As technology and consulting companies try to mop up the last remaining "data scientist," on Earth, it may be interesting to take a measurement of how enterprise productivity is related to them. Data science, an ill-defined field, has been the latest hype that led many companies down rabbit holes with very little to show. Although there are interesting developments in Artificial Intelligence - in robotics and autonomous equipment, much of these are better called expert systems as they do not learn from data but work on coded heuristics. The stars in the field do not prefer the old terms such as "expert systems," and "neural networks," as they believe they have reinvented mathematics. This is symptomatic of a field beginning to go off the rails as the investors have unrealistic expectations of the "second coming," of AI.

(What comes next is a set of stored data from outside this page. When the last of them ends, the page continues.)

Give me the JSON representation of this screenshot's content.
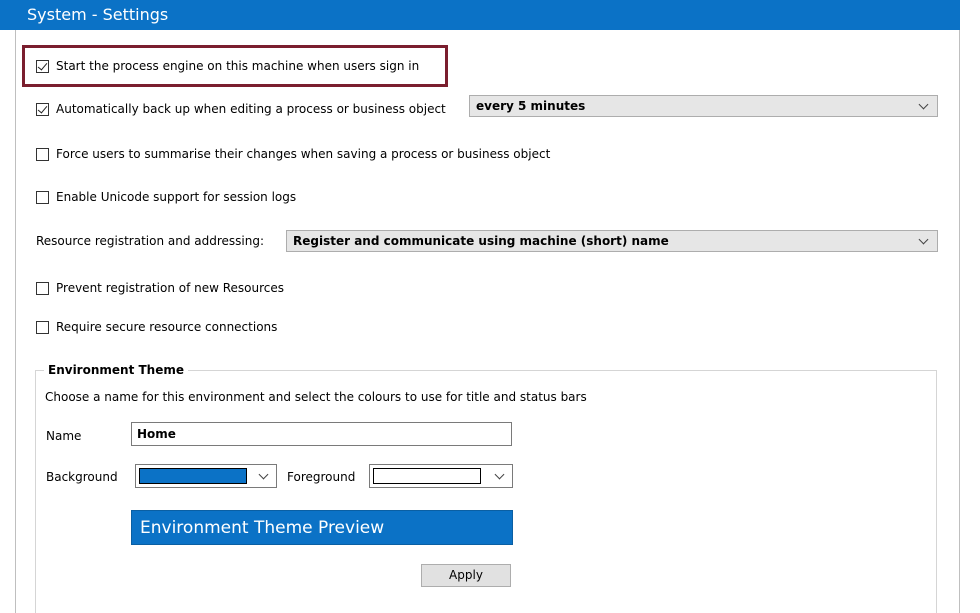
{
  "window": {
    "title": "System - Settings"
  },
  "options": {
    "start_engine": {
      "label": "Start the process engine on this machine when users sign in",
      "checked": true
    },
    "auto_backup": {
      "label": "Automatically back up when editing a process or business object",
      "checked": true,
      "interval": "every 5 minutes"
    },
    "force_summarise": {
      "label": "Force users to summarise their changes when saving a process or business object",
      "checked": false
    },
    "unicode_logs": {
      "label": "Enable Unicode support for session logs",
      "checked": false
    },
    "resource_registration": {
      "label": "Resource registration and addressing:",
      "value": "Register and communicate using machine (short) name"
    },
    "prevent_registration": {
      "label": "Prevent registration of new Resources",
      "checked": false
    },
    "secure_connections": {
      "label": "Require secure resource connections",
      "checked": false
    }
  },
  "theme": {
    "legend": "Environment Theme",
    "description": "Choose a name for this environment and select the colours to use for title and status bars",
    "name_label": "Name",
    "name_value": "Home",
    "background_label": "Background",
    "background_color": "#0b72c6",
    "foreground_label": "Foreground",
    "foreground_color": "#ffffff",
    "preview_text": "Environment Theme Preview",
    "apply_label": "Apply"
  }
}
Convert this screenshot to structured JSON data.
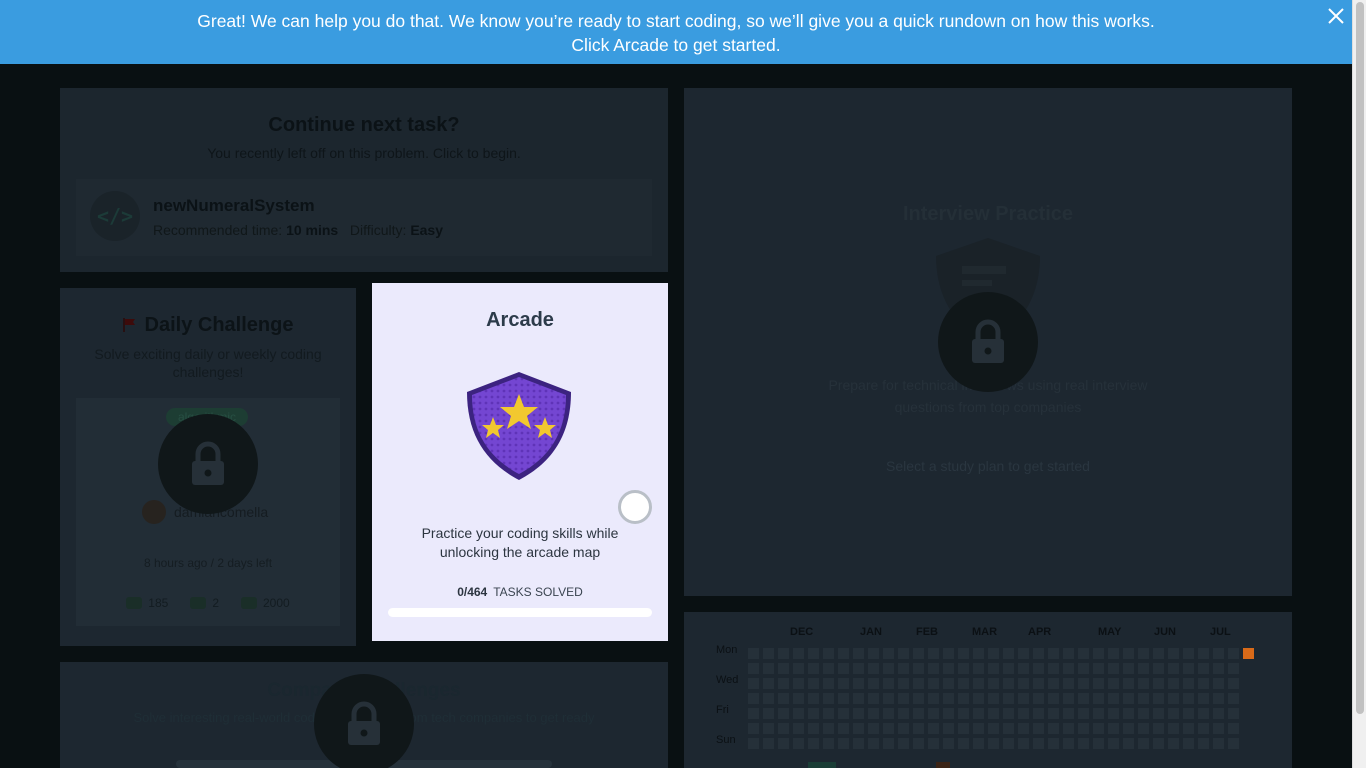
{
  "banner": {
    "line1": "Great! We can help you do that. We know you’re ready to start coding, so we’ll give you a quick rundown on how this works.",
    "line2": "Click Arcade to get started.",
    "close_icon": "close-icon"
  },
  "continue_task": {
    "title": "Continue next task?",
    "subtitle": "You recently left off on this problem. Click to begin.",
    "task_icon": "</>",
    "task_name": "newNumeralSystem",
    "time_label": "Recommended time:",
    "time_value": "10 mins",
    "difficulty_label": "Difficulty:",
    "difficulty_value": "Easy"
  },
  "daily_challenge": {
    "title": "Daily Challenge",
    "subtitle": "Solve exciting daily or weekly coding challenges!",
    "tag": "algorithmic",
    "author": "damiancomella",
    "time": "8 hours ago / 2 days left",
    "stats": {
      "participants": "185",
      "likes": "2",
      "points": "2000"
    }
  },
  "arcade": {
    "title": "Arcade",
    "description": "Practice your coding skills while unlocking the arcade map",
    "solved_count": "0/464",
    "solved_label": "TASKS SOLVED",
    "progress": 0,
    "colors": {
      "shield": "#6a3fc8",
      "star": "#f2c82f",
      "progress": "#7a4cd0"
    }
  },
  "companies": {
    "title": "Company Challenges",
    "subtitle": "Solve interesting real-world coding challenges from tech companies to get ready"
  },
  "interview": {
    "title": "Interview Practice",
    "description": "Prepare for technical interviews using real interview questions from top companies",
    "hint": "Select a study plan to get started"
  },
  "heatmap": {
    "months": [
      "DEC",
      "JAN",
      "FEB",
      "MAR",
      "APR",
      "MAY",
      "JUN",
      "JUL"
    ],
    "days": [
      "Mon",
      "Wed",
      "Fri",
      "Sun"
    ],
    "weeks": 33,
    "active_color": "#d86a19"
  }
}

Let's not throw out the baby with the bath water. It is just that the baby has a lot of growing up to do. Decision-making takes a lot more than supervised or unsupervised machine learning. Educational institutions do a disservice to the next generation by blindly following the latest trends and spawning "analytics courses," for everybody. The question educators should ask is whether such programs are leading to people who can take advantage of the technology to enhance enterprise value. To do this, they have to first understand how value is created and that is a lot harder than cranking the supercomputer in the cloud.

Artificial Intelligence has a lot of potential, but not in the hands of those who believe it is about games, computers, deep mind and deeper mathematical techniques. The beauty of mathematics is that it is fully democratized. However, to add value to an organization, it has to be combined with many other attributes.